World’s largest plant discovered in Australia. It stretches 112 miles and is at least 4500 years old.

The world's biggest plant has been discovered in the shallow waters off the coast of Western Australia, according to researchers from the University of Western Australia and Flinders University. The sprawling seagrass, a marine flowering plant known as Posidonia australis, reportedly stretches for more than 112 miles (180 kilometers) and is at least 4,500 years old. Speaking to CNN, Elizabeth Sinclair—a senior research fellow at the School of Biological Sciences and Oceans Institute at the University of Western Australia—revealed that the plant was discovered in the shallow, sun-drenched waters of Shark Bay, a wilderness area protected as a World Heritage Site.

In a recent study published in the journal Proceedings of the Royal Society B, the team explained that the plant is so large—about as big as the distance between San Diego and Los Angeles—because it clones itself, creating genetically identical offshoots. Although this way of reproducing is rare in the animal kingdom, it reportedly occurs in certain environmental conditions and more often among some plants, fungi and bacteria. "We often get asked how many different plants are growing in a seagrass meadow. Here we used genetic tools to answer it," said Sinclair, the author of the study.

"The answer definitely surprised us–just ONE! That's it, just one plant has expanded over 180 km in Shark Bay, making it the largest known plant on Earth," she added. According to BBC, the team stumbled upon the discovery by accident. They had originally set out to understand the genetic diversity of sprawling seagrass—which is also known as ribbon weed—which is commonly found along parts of Australia's coast. Sinclair and her colleagues took samples from 10 locations across the bay and examined 18,000 genetic markers to create a "fingerprint" from each sample. They also measured the environmental conditions such as depth, water temperature and salinity.

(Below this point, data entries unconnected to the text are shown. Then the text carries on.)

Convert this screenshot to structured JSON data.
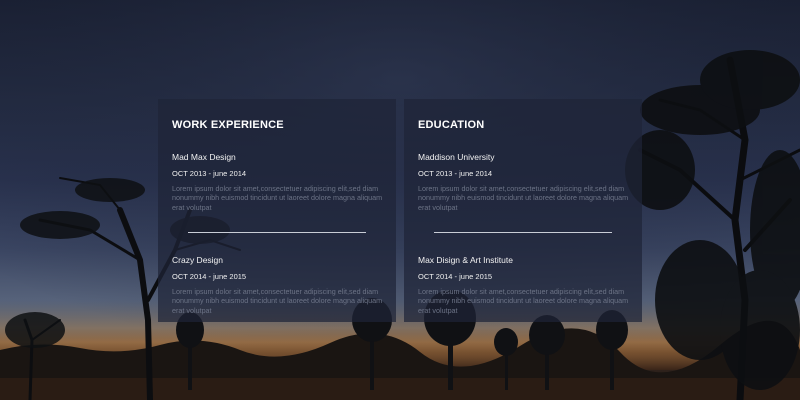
{
  "work": {
    "title": "WORK EXPERIENCE",
    "entries": [
      {
        "name": "Mad Max Design",
        "period": "OCT 2013 - june 2014",
        "description": "Lorem ipsum dolor sit amet,consectetuer adipiscing elit,sed diam nonummy nibh euismod tincidunt ut laoreet dolore magna aliquam erat volutpat"
      },
      {
        "name": "Crazy Design",
        "period": "OCT 2014 - june 2015",
        "description": "Lorem ipsum dolor sit amet,consectetuer adipiscing elit,sed diam nonummy nibh euismod tincidunt ut laoreet dolore magna aliquam erat volutpat"
      }
    ]
  },
  "education": {
    "title": "EDUCATION",
    "entries": [
      {
        "name": "Maddison University",
        "period": "OCT 2013 - june 2014",
        "description": "Lorem ipsum dolor sit amet,consectetuer adipiscing elit,sed diam nonummy nibh euismod tincidunt ut laoreet dolore magna aliquam erat volutpat"
      },
      {
        "name": "Max Disign & Art Institute",
        "period": "OCT 2014 - june 2015",
        "description": "Lorem ipsum dolor sit amet,consectetuer adipiscing elit,sed diam nonummy nibh euismod tincidunt ut laoreet dolore magna aliquam erat volutpat"
      }
    ]
  },
  "colors": {
    "panel_bg": "#1e2438",
    "heading": "#ffffff",
    "muted_text": "#6c7386",
    "divider": "#c9cdd6"
  }
}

"We have been studying cool water seagrasses in southern Australia for a while, to understand how much genetic diversity is in them and how connected the meadows are," Sinclair said. Although they had aimed to discover how many plants made up the meadow, sequencing DNA from the seagrass samples revealed that it was a single plant. "The plant has been able to continue growing through vegetative growth–extending its rhizomes (rootstalks) outwards–the way a buffalo grass would in your back garden, extending runners outwards. The only difference is that the seagrass rhizomes are under a sandy seafloor so you don’t see them, just the shoots within the water column," she explained.

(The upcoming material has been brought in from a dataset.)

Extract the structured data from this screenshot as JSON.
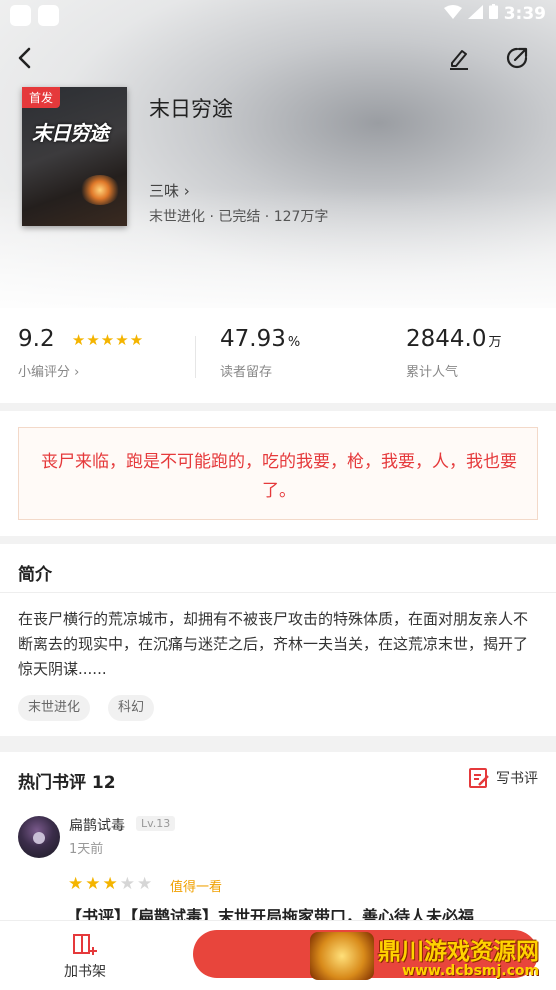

The plant is also remarkable for its hardiness, Sinclair said, as it appears to have grown in locations across the bay with wildly variable conditions. "It appears to be really resilient, experiencing a wide range of temperatures and salinities plus extreme high light conditions, which together would typically be highly stressful for most plants," she said. Sinclair explained in a press release that what makes this seagrass plant unique from other large seagrass clones (aside from its enormous size) is that it has twice as many chromosomes as its oceanic relatives, meaning it is a polyploid.

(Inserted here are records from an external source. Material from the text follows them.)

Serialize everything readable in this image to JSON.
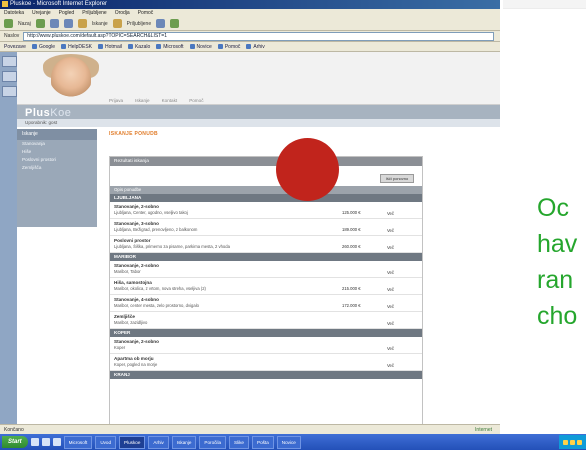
{
  "window": {
    "title": "Pluskoe - Microsoft Internet Explorer"
  },
  "menu": [
    "Datoteka",
    "Urejanje",
    "Pogled",
    "Priljubljene",
    "Orodja",
    "Pomoč"
  ],
  "toolbar": {
    "back_label": "Nazaj",
    "search_label": "Iskanje",
    "favorites_label": "Priljubljene"
  },
  "address": {
    "label": "Naslov",
    "url": "http://www.pluskoe.com/default.asp?TOPIC=SEARCH&LIST=1"
  },
  "links": {
    "label": "Povezave",
    "items": [
      "Google",
      "HelpDESK",
      "Hotmail",
      "Kazalo",
      "Microsoft",
      "Novice",
      "Pomoč",
      "Arhiv"
    ]
  },
  "site": {
    "topnav": [
      "Prijava",
      "Iskanje",
      "Kontakt",
      "Pomoč"
    ],
    "logo_main": "Plus",
    "logo_sub": "Koe",
    "user_line": "Uporabnik: gost",
    "sidebar_title": "Iskanje",
    "sidebar_items": [
      "Stanovanja",
      "Hiše",
      "Poslovni prostori",
      "Zemljišča"
    ],
    "page_title": "ISKANJE PONUDB",
    "panel_title": "Rezultati iskanja",
    "search_button": "Išči ponovno",
    "column_header": "Opis ponudbe",
    "sections": [
      {
        "name": "LJUBLJANA",
        "rows": [
          {
            "title": "Stanovanje, 2-sobno",
            "desc": "Ljubljana, Center, ugodno, vseljivo takoj",
            "price": "125.000 €",
            "link": "Več"
          },
          {
            "title": "Stanovanje, 3-sobno",
            "desc": "Ljubljana, Bežigrad, prenovljeno, z balkonom",
            "price": "189.000 €",
            "link": "Več"
          },
          {
            "title": "Poslovni prostor",
            "desc": "Ljubljana, Šiška, primerno za pisarne, parkirna mesta, 2 vhoda",
            "price": "260.000 €",
            "link": "Več"
          }
        ]
      },
      {
        "name": "MARIBOR",
        "rows": [
          {
            "title": "Stanovanje, 2-sobno",
            "desc": "Maribor, Tabor",
            "price": "",
            "link": "Več"
          },
          {
            "title": "Hiša, samostojna",
            "desc": "Maribor, okolica, z vrtom, nova streha, vseljiva (2)",
            "price": "215.000 €",
            "link": "Več"
          },
          {
            "title": "Stanovanje, 4-sobno",
            "desc": "Maribor, center mesta, zelo prostorno, dvigalo",
            "price": "172.000 €",
            "link": "Več"
          },
          {
            "title": "Zemljišče",
            "desc": "Maribor, zazidljivo",
            "price": "",
            "link": "Več"
          }
        ]
      },
      {
        "name": "KOPER",
        "rows": [
          {
            "title": "Stanovanje, 2-sobno",
            "desc": "Koper",
            "price": "",
            "link": "Več"
          },
          {
            "title": "Apartma ob morju",
            "desc": "Koper, pogled na morje",
            "price": "",
            "link": "Več"
          }
        ]
      },
      {
        "name": "KRANJ",
        "rows": []
      }
    ]
  },
  "statusbar": {
    "text": "Končano",
    "zone": "Internet"
  },
  "taskbar": {
    "start_label": "Start",
    "tasks": [
      "Microsoft",
      "Uvod",
      "Pluskoe",
      "Arhiv",
      "Iskanje",
      "Poročila",
      "Slike",
      "Pošta",
      "Novice"
    ]
  },
  "overlay_text": [
    "Oc",
    "hav",
    "ran",
    "cho"
  ],
  "colors": {
    "accent": "#e07b28",
    "marker": "#c1241c",
    "slide_text": "#25a62d"
  }
}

"Whole-genome duplication through polyploidy–doubling the number of chromosomes–occurs when diploid 'parent' plants hybridize. The new seedling contains 100 percent of the genome from each parent, rather than sharing the usual 50 percent," she said. "Polyploid plants often reside in places with extreme environmental conditions, are often sterile, but can continue to grow if left undisturbed, and this giant seagrass has done just that."